I’d say bad behavior probably had more to do with it, but it does seem like the planets are now lining up in a less “challenging” manner for Mel, as suit after suit is finally getting resolved.
For example, in August, a threatened civil lawsuit by Gibson’s ex-girlfriend over domestic violence issues was dropped in the context of a larger custody and financial settlement. Then earlier this month, Mel decided to settle a lawsuit brought by a guy named Nader Sherif, “who claim[ed] -- at the behest of Mel -- he invested his life savings in a company called Green Rubber, which developed technology to devulcanize rubber so old tires could be recycled.” TMZ reported that Sharif said, “Mel promised [he] could sell his stock back to the company at any time and get his money back, and he further claimed Mel promised to personally write him a check if the Green Rubber refused.” I guess things didn't work out so well for Green Rubber.
And speaking of Sherif[f]s, remember that little 2006 incident, when Deputy Sheriff James Mee arrested Gibson for a DUI while also enduring anti-Semitic slurs like, “The Jews are responsible for all the wars in the world”? Mee ended up suing the Los Angeles County Sheriff's Department for retaliation (actually, that charge was dropped) and a hostile work environment “because he resisted requests to remove the actor's anti-Semitic slurs from an initial arrest report.” Note that,
The Sheriff's Department was criticized for its handling of the incident. The Office of Independent Review, a department watchdog, found that Gibson was given special treatment, including being allowed to leave the station without giving a required palm print and without signing a statement agreeing to appear in court. He was also driven to the tow yard by a sheriff's sergeant.
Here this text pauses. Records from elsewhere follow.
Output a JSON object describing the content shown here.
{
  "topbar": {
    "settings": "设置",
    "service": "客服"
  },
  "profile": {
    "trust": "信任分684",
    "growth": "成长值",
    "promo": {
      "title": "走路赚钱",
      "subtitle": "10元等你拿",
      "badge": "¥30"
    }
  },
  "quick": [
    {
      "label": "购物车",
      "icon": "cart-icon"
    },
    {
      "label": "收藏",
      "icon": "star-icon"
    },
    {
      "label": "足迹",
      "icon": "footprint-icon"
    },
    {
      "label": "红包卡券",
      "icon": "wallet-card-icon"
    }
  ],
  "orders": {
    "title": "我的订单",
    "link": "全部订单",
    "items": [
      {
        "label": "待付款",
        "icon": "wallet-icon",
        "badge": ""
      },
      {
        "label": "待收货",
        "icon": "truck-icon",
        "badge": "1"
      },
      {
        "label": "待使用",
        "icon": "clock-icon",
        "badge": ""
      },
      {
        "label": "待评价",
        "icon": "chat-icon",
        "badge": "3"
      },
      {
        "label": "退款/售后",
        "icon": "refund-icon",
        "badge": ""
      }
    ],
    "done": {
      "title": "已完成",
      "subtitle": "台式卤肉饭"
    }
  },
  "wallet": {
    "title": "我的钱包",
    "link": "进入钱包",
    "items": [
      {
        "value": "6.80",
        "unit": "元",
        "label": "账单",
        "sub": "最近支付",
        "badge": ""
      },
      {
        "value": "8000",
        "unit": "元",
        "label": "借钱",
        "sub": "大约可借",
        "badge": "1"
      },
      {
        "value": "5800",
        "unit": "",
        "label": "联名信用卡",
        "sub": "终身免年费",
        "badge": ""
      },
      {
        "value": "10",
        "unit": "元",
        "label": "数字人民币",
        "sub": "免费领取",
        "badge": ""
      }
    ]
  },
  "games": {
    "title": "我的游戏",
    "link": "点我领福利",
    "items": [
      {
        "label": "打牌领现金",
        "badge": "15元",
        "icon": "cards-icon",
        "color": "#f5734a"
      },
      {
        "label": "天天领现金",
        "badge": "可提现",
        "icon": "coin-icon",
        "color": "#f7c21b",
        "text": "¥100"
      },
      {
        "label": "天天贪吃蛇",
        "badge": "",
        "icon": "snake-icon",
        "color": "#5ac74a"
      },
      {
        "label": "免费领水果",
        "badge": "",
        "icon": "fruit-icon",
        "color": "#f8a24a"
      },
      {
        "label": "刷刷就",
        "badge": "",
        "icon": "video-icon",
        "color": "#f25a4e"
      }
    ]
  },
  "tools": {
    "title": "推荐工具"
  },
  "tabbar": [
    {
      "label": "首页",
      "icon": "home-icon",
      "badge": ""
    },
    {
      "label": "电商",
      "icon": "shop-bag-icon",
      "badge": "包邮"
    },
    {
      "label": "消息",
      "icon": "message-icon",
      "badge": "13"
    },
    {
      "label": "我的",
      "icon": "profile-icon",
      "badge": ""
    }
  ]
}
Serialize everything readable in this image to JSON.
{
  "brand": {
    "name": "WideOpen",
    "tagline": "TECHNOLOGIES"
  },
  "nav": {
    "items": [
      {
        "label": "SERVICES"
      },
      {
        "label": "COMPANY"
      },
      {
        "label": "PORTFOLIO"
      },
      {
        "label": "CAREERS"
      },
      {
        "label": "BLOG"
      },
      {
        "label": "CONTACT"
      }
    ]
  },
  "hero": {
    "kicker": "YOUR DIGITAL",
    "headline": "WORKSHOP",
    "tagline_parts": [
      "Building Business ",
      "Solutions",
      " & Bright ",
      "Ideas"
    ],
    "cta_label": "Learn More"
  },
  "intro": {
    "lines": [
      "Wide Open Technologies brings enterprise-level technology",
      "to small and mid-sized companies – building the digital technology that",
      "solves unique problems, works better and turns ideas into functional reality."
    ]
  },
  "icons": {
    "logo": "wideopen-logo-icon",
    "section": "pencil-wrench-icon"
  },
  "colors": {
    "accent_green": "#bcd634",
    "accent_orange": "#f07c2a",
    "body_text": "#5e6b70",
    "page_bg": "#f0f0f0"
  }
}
Well, today Mee settled his case for $50,000. Not that this suit was against Gibson directly but the case could have served as a embarrassing rehash of his incredibly bad behavior. Lucky for Gibson, several rulings by the judge in the case already benefited him, including, “block[ing] attorneys for Deputy James Mee from showing the jury a video of Gibson being booked into jail and a 30-second TV ad he made supporting the Sheriff's Department three years before his arrest.” And Gibson would likely not have been forced to testify, either.
Who knows, maybe the stars really are finally aligning for Mel. We can only hope!